Italian opera star Luciano Pavarotti has died at his home in Modena, Italy, the singer’s manager said. The legendary tenor, who was among the world’s most celebrated and beloved singers, had been diagnosed with pancreatic cancer in 2006. He was 71 years old.
At his side were his wife, Nicoletta; his daughters, Lorenza, Cristina, Giuliana and Alice; his sister, Gabriela; his nephews and close relatives and friends, according to a statement issued by his manager, Terri Robson.
His last public performance, singing the aria from Puccini’s opera “Turandot,” Nessun Dorma, was at the opening ceremony of the Winter Olympics in Turin, Italy, in February 2006 and his last full-scale concert was in Taipei in December 2005. In the months preceding this, he had given Worldwide Farewell Concerts in Central and South America, the USA, Spain, France, Greece, Cyprus, Croatia, Japan, China, Russia, the Czech Republic, South Africa, Australia and New Zealand, according to Robson’s statement.

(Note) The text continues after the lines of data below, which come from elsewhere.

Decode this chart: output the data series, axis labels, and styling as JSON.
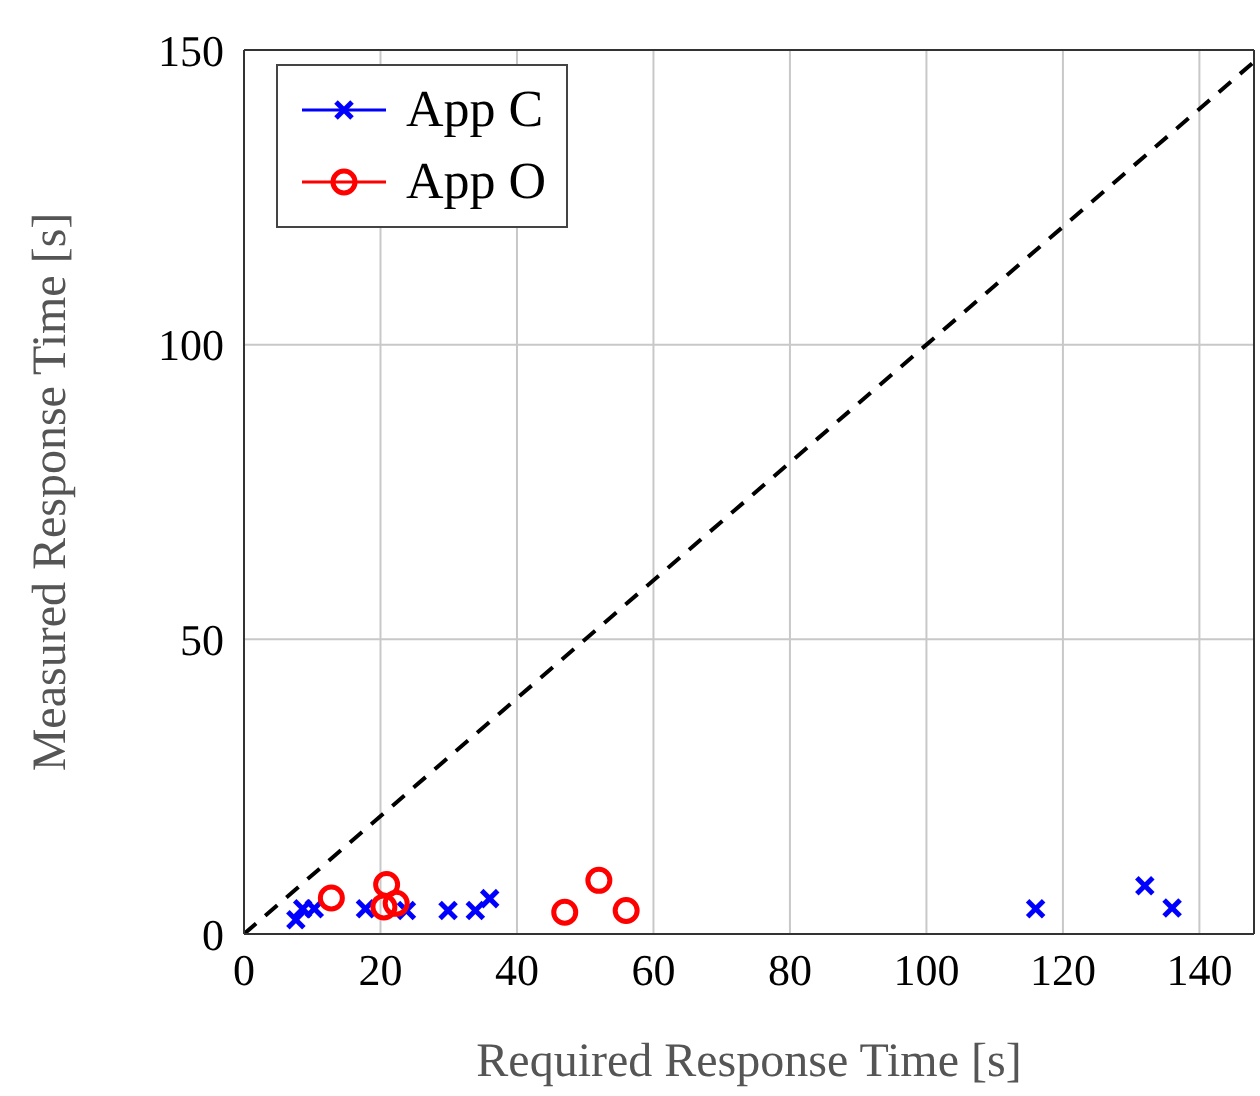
{
  "chart_data": {
    "type": "scatter",
    "xlabel": "Required Response Time [s]",
    "ylabel": "Measured Response Time [s]",
    "xlim": [
      0,
      148
    ],
    "ylim": [
      0,
      150
    ],
    "xticks": [
      0,
      20,
      40,
      60,
      80,
      100,
      120,
      140
    ],
    "yticks": [
      0,
      50,
      100,
      150
    ],
    "grid": true,
    "legend": "top left",
    "series": [
      {
        "name": "App C",
        "color": "#0000ff",
        "marker": "cross",
        "x": [
          7.6,
          8.6,
          10.3,
          17.8,
          23.8,
          29.9,
          33.9,
          36,
          116,
          132,
          136
        ],
        "values": [
          2.4,
          4.3,
          4.3,
          4.3,
          4,
          4,
          4,
          6,
          4.3,
          8.2,
          4.4
        ]
      },
      {
        "name": "App O",
        "color": "#ff0000",
        "marker": "circle",
        "x": [
          12.8,
          20.9,
          20.5,
          22.3,
          47,
          52,
          56
        ],
        "values": [
          6.1,
          8.4,
          4.6,
          5.2,
          3.7,
          9.1,
          4
        ]
      },
      {
        "type": "line",
        "color": "#000000",
        "line_style": "dashed",
        "marker": "none",
        "x": [
          0,
          148
        ],
        "values": [
          0,
          148
        ]
      }
    ]
  }
}
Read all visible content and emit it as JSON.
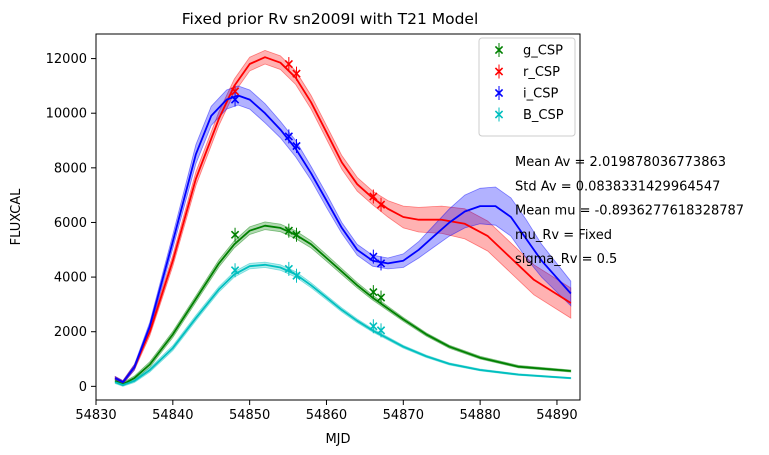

He had such outsized talent, his appeal reached far beyond opera lovers. “Luciano Pavarotti is the Babe Ruth of the Opera World,” Joseph Volpe, Pavarotti’s longtime friend and former General Manager of New York’s Metropolitan Opera, told ABC News before the singer’s death. “There isn’t anywhere Luciano wouldn’t be recognized — incredible charisma, smile — and his sense of humor!”
Volpe also knew that Pavarotti’s magic with the crowds was great business: “People would pay the high price for an entire season’s series of 10 operas just to hear Pavarotti in one of them,” he remembered.
If opera is all about the emotions made supreme, Pavarotti was a master, and his was voice the ultimate instrument for it, Volpe explained, recalling the raptures he and thousands of other opera lovers felt. “The warmth of his voice, it was kind of like being out on a beautiful summer day. You feel this warmth, you feel relaxed, feel this is what life’s about,” he said.
If opera is all about the drama and the tragi-comedy of life, the very image of Pavarotti was all about that too — and very Italian.
He loved to eat, loved to gather a giant table of family and friends, and really loved to sing.